Sur les conclusions à fin d’injonction :
16. Eu égard au motif d’annulation de la décision du 23 avril 2024, le présent jugement implique nécessairement que le préfet du Val-de-Marne instruise la demande de
Mme B… épouse C… tendant à la délivrance de son titre de séjour. Il y a lieu, par suite, d’enjoindre au préfet du Val-de-Marne, ou à tout autre préfet compétent, de procéder à cette instruction dans un délai de trois mois à compter de la notification du présent jugement et de délivrer à la requérante une autorisation provisoire de séjour. Il n’y a pas lieu d’assortir cette injonction d’une astreinte.
Sur les frais liés à l’instance :
17. Il y a lieu, dans les circonstances de l’espèce, de mettre à la charge de l’Etat une somme de 1 200 euros au titre des frais exposés par Mme B… épouse C… et non compris dans les dépens.
D E C I D E :
Article 1er : La décision de la préfète du Val-de-Marne refusant de délivrer à Mme B… épouse C… un récépissé à la suite de sa demande présentée le 12 juin 2023 est annulée.
Article 2 : La décision du 23 avril 2024 par laquelle la préfète du Val-de-Marne a refusé d’enregistrer la demande de titre de séjour de Mme B… épouse C… est annulée.
Article 3 : Il est enjoint au préfet du Val-de-Marne de procéder à l’instruction de la demande de Mme B… épouse C… tendant au renouvellement de son titre de séjour, dans un délai de trois mois à compter de la notification du présent jugement et de délivrer à la requérante une autorisation provisoire de séjour.
Article 4 : L’État versera à Mme B… épouse C… une somme de 1 200 euros au titre de l’article L. 761-1 du code de justice administrative.

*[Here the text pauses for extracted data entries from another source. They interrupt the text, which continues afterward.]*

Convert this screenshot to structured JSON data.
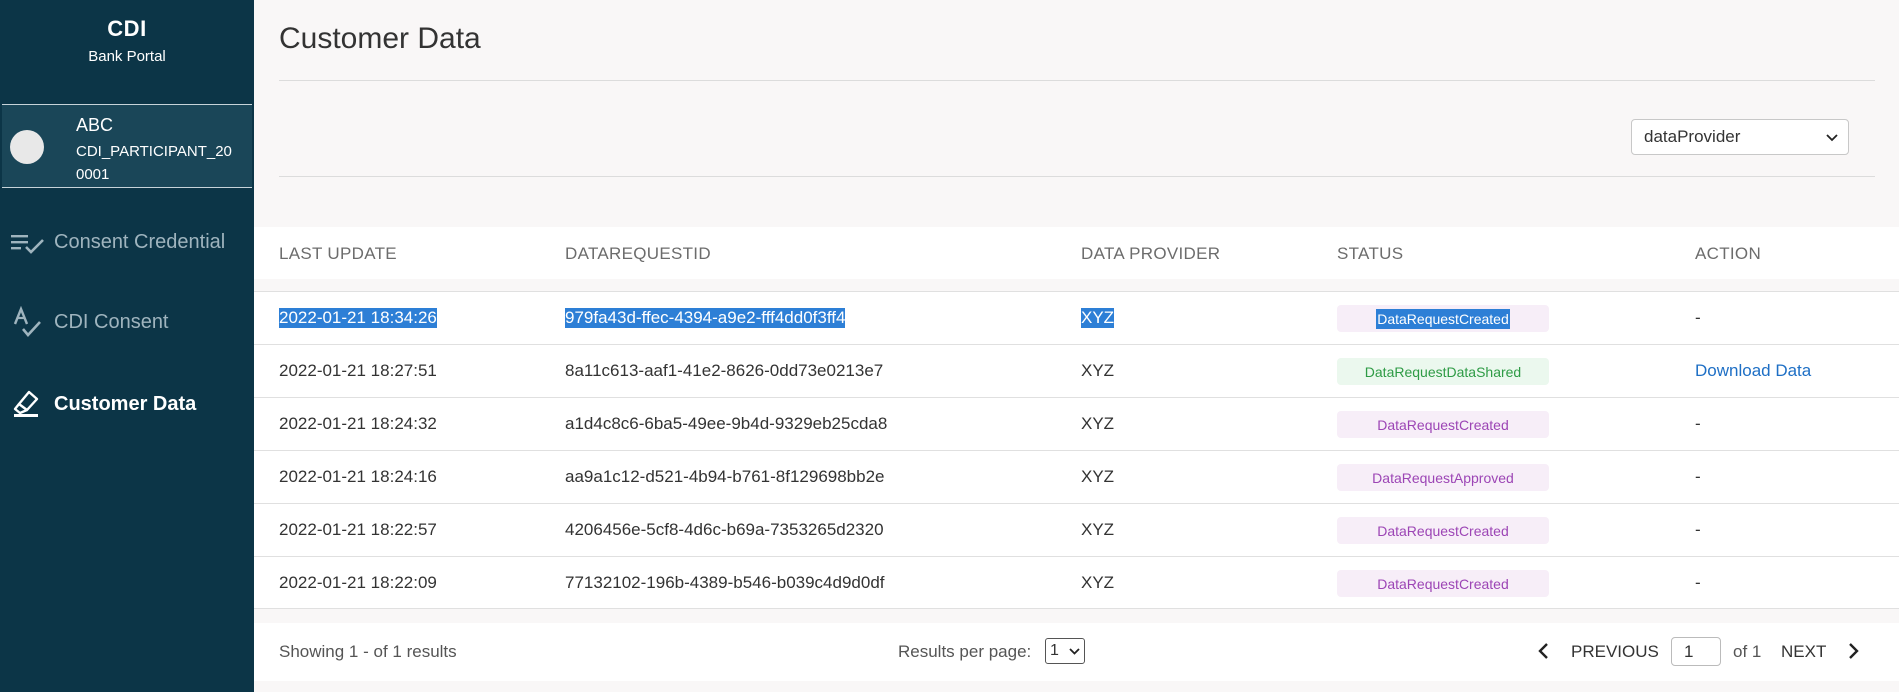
{
  "sidebar": {
    "brand_title": "CDI",
    "brand_subtitle": "Bank Portal",
    "user_name": "ABC",
    "user_id": "CDI_PARTICIPANT_200001",
    "nav": [
      {
        "label": "Consent Credential",
        "icon": "checklist-icon"
      },
      {
        "label": "CDI Consent",
        "icon": "spellcheck-icon"
      },
      {
        "label": "Customer Data",
        "icon": "eraser-icon"
      }
    ],
    "active_nav": "Customer Data"
  },
  "main": {
    "title": "Customer Data",
    "filter_value": "dataProvider"
  },
  "table": {
    "headers": [
      "LAST UPDATE",
      "DATAREQUESTID",
      "DATA PROVIDER",
      "STATUS",
      "ACTION"
    ],
    "rows": [
      {
        "date": "2022-01-21 18:34:26",
        "id": "979fa43d-ffec-4394-a9e2-fff4dd0f3ff4",
        "provider": "XYZ",
        "status": "DataRequestCreated",
        "action": "-"
      },
      {
        "date": "2022-01-21 18:27:51",
        "id": "8a11c613-aaf1-41e2-8626-0dd73e0213e7",
        "provider": "XYZ",
        "status": "DataRequestDataShared",
        "action": "Download Data"
      },
      {
        "date": "2022-01-21 18:24:32",
        "id": "a1d4c8c6-6ba5-49ee-9b4d-9329eb25cda8",
        "provider": "XYZ",
        "status": "DataRequestCreated",
        "action": "-"
      },
      {
        "date": "2022-01-21 18:24:16",
        "id": "aa9a1c12-d521-4b94-b761-8f129698bb2e",
        "provider": "XYZ",
        "status": "DataRequestApproved",
        "action": "-"
      },
      {
        "date": "2022-01-21 18:22:57",
        "id": "4206456e-5cf8-4d6c-b69a-7353265d2320",
        "provider": "XYZ",
        "status": "DataRequestCreated",
        "action": "-"
      },
      {
        "date": "2022-01-21 18:22:09",
        "id": "77132102-196b-4389-b546-b039c4d9d0df",
        "provider": "XYZ",
        "status": "DataRequestCreated",
        "action": "-"
      }
    ]
  },
  "footer": {
    "showing": "Showing 1 - of 1 results",
    "results_per_page_label": "Results per page:",
    "results_per_page_value": "1",
    "previous_label": "PREVIOUS",
    "page_value": "1",
    "of_label": "of 1",
    "next_label": "NEXT"
  },
  "colors": {
    "sidebar_bg": "#0c3547",
    "selection": "#2d7fd6",
    "status_purple": "#9c45b5",
    "status_green": "#2e9b45",
    "link": "#1e6fc5"
  }
}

Article 5 : Le surplus des conclusions de la requête n° 2401441 est rejeté.
Article 6 : Le surplus des conclusions de la requête n° 2407782 est rejeté.
Article 7 : Le présent jugement sera notifié à Mme A… B… épouse C… et au préfet du Val-de-Marne.

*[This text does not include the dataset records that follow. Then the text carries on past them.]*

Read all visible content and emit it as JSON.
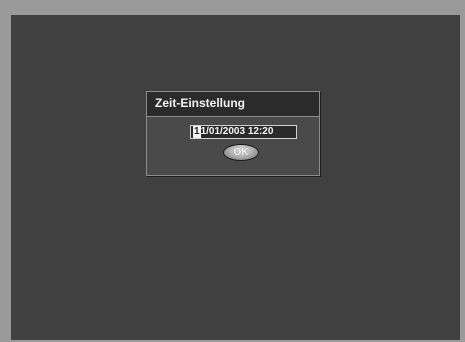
{
  "dialog": {
    "title": "Zeit-Einstellung",
    "datetime": {
      "cursor_char": "1",
      "rest": "1/01/2003  12:20"
    },
    "ok_label": "OK"
  }
}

Délibéré après l’audience du 5 décembre 2025, à laquelle siégeaient :
- M. Rémy Combes, président,
- Mme Héloïse Mathon, conseillère,
- M. Tom Collen-Renaux, conseiller.
Rendu public par mise à disposition au greffe le 26 décembre 2025.
La rapporteure,
Le président,
H. Mathon
R. Combes
La greffière,
N. Louisin
La République mande et ordonne au préfet du Val-de-Marne, en ce qui le concerne et à tous commissaires de justice à ce requis en ce qui concerne les voies de droit commun, contre les parties privées, de pourvoir à l’exécution de la présente décision.